The ICRC's Orthopaedic Centre in Kabul was opened in1988. Since then a further f ive centres have been established around Afghanistan. At first, the programme was intended only for landmine victims and other war-wounded patients. But over the years people with a whole range of disabilities – including club feet, polio and paralysis from spinal chord injuries – have been admitted. Not the least of the Centre’s many programmes is one for children with cerebral palsy. There are some 9,000 youngsters on the register.
Nine-year-old Enamullah was in the middle of his session in the cerebral palsy exercise room when Faridoon entered. His father, Haji Asadullah, a businessman who had brought his son to Kabul that day from their home in Ghazni, stood watching him laboriously fitting plastic pegs into a wooden peg board. The father’s full grey beard and black striped turban gave him a majestic air.

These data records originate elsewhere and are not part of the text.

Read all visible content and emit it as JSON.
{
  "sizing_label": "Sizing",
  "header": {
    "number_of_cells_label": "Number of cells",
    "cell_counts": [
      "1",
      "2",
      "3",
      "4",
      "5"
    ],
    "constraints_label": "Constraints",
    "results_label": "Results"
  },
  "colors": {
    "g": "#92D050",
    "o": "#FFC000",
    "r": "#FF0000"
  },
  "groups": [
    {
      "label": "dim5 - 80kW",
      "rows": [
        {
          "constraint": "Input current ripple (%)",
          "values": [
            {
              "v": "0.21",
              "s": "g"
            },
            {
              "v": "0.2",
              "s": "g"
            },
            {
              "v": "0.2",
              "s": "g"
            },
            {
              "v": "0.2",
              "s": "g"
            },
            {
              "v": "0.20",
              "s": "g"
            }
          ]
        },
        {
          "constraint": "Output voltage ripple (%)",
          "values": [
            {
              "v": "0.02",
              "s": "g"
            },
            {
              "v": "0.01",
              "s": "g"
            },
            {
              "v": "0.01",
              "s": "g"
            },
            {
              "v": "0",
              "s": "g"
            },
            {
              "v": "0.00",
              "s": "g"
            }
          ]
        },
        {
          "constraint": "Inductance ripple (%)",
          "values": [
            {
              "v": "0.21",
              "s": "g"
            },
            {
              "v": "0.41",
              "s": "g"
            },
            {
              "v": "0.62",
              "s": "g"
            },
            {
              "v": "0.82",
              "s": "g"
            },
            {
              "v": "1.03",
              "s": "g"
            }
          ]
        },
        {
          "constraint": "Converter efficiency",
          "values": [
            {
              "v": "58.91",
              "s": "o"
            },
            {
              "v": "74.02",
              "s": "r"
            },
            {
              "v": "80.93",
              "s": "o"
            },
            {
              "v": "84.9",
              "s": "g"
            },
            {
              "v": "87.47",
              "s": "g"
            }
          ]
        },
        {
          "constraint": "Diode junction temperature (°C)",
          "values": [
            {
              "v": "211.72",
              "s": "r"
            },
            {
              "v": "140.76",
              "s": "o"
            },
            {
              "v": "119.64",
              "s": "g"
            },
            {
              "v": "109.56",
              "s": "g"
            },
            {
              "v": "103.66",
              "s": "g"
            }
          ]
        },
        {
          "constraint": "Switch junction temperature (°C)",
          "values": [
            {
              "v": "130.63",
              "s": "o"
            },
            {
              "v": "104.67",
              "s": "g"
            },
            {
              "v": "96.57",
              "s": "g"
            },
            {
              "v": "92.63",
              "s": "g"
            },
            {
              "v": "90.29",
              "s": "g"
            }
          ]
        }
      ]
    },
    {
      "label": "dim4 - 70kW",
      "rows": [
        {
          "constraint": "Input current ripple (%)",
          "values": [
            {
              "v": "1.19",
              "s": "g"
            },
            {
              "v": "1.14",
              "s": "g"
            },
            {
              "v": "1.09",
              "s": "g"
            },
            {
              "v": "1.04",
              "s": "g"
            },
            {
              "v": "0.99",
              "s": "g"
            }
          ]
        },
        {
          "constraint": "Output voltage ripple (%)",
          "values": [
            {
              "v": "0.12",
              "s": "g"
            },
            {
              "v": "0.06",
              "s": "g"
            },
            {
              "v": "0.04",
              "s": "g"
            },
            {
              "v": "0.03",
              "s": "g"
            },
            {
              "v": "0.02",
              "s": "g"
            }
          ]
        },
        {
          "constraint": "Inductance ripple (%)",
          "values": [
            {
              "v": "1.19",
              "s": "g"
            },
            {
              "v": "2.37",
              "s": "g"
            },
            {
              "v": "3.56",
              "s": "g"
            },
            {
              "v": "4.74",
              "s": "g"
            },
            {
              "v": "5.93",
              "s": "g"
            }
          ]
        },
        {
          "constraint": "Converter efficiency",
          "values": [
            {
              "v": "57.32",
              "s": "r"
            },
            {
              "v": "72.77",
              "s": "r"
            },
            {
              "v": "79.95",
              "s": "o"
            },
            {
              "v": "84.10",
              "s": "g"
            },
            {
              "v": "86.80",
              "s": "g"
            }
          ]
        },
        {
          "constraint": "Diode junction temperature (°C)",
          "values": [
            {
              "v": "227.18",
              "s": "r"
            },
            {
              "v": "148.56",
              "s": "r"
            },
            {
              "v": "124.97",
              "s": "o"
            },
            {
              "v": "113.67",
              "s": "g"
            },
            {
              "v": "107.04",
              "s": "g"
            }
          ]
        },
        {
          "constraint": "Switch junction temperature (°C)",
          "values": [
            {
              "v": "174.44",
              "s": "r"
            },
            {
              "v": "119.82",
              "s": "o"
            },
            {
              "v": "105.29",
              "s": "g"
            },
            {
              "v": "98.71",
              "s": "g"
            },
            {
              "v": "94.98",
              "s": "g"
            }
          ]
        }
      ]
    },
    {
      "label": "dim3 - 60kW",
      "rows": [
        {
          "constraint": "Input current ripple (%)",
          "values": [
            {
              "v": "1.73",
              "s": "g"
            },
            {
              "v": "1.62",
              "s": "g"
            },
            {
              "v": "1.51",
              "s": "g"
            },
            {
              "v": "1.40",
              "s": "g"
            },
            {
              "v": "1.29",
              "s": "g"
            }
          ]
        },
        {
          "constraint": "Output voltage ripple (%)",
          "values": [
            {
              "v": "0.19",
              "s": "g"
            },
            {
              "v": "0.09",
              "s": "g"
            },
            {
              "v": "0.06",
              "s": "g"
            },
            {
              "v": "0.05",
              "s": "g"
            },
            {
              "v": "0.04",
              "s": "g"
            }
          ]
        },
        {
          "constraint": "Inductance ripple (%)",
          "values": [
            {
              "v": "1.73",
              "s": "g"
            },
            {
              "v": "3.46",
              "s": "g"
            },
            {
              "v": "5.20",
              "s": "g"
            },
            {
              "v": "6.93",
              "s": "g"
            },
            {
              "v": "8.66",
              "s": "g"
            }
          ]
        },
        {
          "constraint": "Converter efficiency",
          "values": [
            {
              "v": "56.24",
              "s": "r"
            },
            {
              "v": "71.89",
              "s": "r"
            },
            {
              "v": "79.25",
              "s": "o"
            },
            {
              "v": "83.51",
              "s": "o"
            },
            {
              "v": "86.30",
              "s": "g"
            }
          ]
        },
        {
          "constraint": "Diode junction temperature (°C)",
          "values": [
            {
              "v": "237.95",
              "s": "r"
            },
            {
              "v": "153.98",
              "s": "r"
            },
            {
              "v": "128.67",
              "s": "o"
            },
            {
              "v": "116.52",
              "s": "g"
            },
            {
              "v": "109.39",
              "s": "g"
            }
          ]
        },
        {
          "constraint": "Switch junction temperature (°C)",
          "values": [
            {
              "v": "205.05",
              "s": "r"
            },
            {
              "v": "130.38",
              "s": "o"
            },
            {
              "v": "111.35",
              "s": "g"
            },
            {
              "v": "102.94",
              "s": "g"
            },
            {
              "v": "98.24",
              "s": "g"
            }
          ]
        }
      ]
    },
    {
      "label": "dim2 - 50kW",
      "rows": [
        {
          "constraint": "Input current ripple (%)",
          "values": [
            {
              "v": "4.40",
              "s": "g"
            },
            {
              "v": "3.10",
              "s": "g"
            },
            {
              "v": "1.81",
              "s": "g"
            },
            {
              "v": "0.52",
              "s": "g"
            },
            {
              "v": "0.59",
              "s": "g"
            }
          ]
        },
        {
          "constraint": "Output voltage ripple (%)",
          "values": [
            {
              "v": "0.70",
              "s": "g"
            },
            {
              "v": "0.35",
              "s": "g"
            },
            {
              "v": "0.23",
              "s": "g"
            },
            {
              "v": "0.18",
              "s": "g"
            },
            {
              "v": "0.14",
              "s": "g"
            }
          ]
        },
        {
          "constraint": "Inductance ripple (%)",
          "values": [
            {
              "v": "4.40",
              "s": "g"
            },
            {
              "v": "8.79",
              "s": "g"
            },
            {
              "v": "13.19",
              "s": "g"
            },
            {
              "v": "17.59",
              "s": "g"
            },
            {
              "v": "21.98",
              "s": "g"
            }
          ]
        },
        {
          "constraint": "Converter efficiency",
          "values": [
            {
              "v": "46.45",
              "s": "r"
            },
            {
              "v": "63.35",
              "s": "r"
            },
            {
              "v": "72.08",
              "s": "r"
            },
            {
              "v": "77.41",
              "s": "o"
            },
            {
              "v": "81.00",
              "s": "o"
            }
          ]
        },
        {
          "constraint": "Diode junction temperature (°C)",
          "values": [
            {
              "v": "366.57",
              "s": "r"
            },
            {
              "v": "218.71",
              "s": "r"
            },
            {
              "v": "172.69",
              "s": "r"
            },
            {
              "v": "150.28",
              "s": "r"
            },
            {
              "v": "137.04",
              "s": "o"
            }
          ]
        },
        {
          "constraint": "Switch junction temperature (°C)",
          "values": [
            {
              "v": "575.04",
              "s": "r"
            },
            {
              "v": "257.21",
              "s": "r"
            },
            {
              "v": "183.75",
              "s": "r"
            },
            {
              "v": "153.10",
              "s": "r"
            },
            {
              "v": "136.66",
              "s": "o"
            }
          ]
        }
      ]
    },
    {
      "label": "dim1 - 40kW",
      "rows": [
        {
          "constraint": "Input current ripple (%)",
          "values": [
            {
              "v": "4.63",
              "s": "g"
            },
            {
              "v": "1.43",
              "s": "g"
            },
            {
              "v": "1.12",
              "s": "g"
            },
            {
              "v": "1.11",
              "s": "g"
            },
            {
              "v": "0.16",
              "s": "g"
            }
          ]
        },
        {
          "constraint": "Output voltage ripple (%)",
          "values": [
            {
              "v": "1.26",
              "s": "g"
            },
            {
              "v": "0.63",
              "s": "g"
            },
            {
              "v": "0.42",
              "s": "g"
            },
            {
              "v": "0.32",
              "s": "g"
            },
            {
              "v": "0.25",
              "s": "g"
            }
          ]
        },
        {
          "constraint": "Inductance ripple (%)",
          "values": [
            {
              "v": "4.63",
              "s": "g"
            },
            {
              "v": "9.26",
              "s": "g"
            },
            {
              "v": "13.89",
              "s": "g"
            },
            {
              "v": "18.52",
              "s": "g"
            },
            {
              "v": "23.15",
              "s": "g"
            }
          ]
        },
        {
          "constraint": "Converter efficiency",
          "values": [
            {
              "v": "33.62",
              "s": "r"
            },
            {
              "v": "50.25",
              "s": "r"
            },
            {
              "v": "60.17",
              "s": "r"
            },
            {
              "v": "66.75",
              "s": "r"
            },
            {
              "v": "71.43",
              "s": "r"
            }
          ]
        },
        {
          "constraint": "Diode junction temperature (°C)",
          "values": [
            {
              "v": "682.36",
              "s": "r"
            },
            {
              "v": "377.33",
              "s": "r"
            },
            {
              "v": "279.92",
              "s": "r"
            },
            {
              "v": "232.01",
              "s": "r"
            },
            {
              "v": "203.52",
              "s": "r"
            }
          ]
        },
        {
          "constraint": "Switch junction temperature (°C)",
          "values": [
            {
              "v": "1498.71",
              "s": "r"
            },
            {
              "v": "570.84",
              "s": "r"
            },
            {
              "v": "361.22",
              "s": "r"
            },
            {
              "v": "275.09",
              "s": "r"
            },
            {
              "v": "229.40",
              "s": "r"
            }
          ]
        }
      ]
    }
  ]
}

For children with cerebral palsy – a physical condition that affects movement as a result of damage to the motor control centres of the brain – it is vital that parents encourage their offspring to do their exercises regularly at home. Too proud to take on that duty himself, Asadullah nevertheless appreciates why it is important. “I teach my wife and daughter the exercises I am given for my son to practice,” he said. “They take care of him.”
Improvement, if slow, is surely there. “It would have been difficult for Enamullah to do those kind of detailed activities at the beginning,” observed Faridoon, pointing to the now completed peg board. “We can also help him to walk better, and not to fall. "
And he added thoughtfully, “We can improve his life but we can’t repair it.”
It is perhaps this finding of solutions to what would seem insoluble difficulties that makes the Orthopaedic Centre such an inspiring place to spend an afternoon. But there is other magic there, also. The place is a haven of quiet amidst a chaos of traffic. The compound, unlike much of Kabul, is not surrounded by concrete blast walls but with a simple green iron railing. Guards stand at the gate and search every visitor for weapons, which are banned. Cars are also controlled. The guards smile.
Just before the warmth of the afternoon began to fade and the patients lying in their hospital beds were wheeled back inside, a man wearing a traditional shirt and trousers known as a shalwar kameez approached a friend lying prone on a mattress. No words were exchanged between them, just gestures. Thumbs up. Thumbs down. Then thumbs cautiously up again… a clasping of hands, a farewell greeting, and th e two parted.
It was such a simple moment, but it summed up all that is good about the work that is going on in Ali Abad. It spoke of compassion and caring. It spoke of friendship and community. It said to the patient – a young man with extraordinary blue eyes – you are not alone.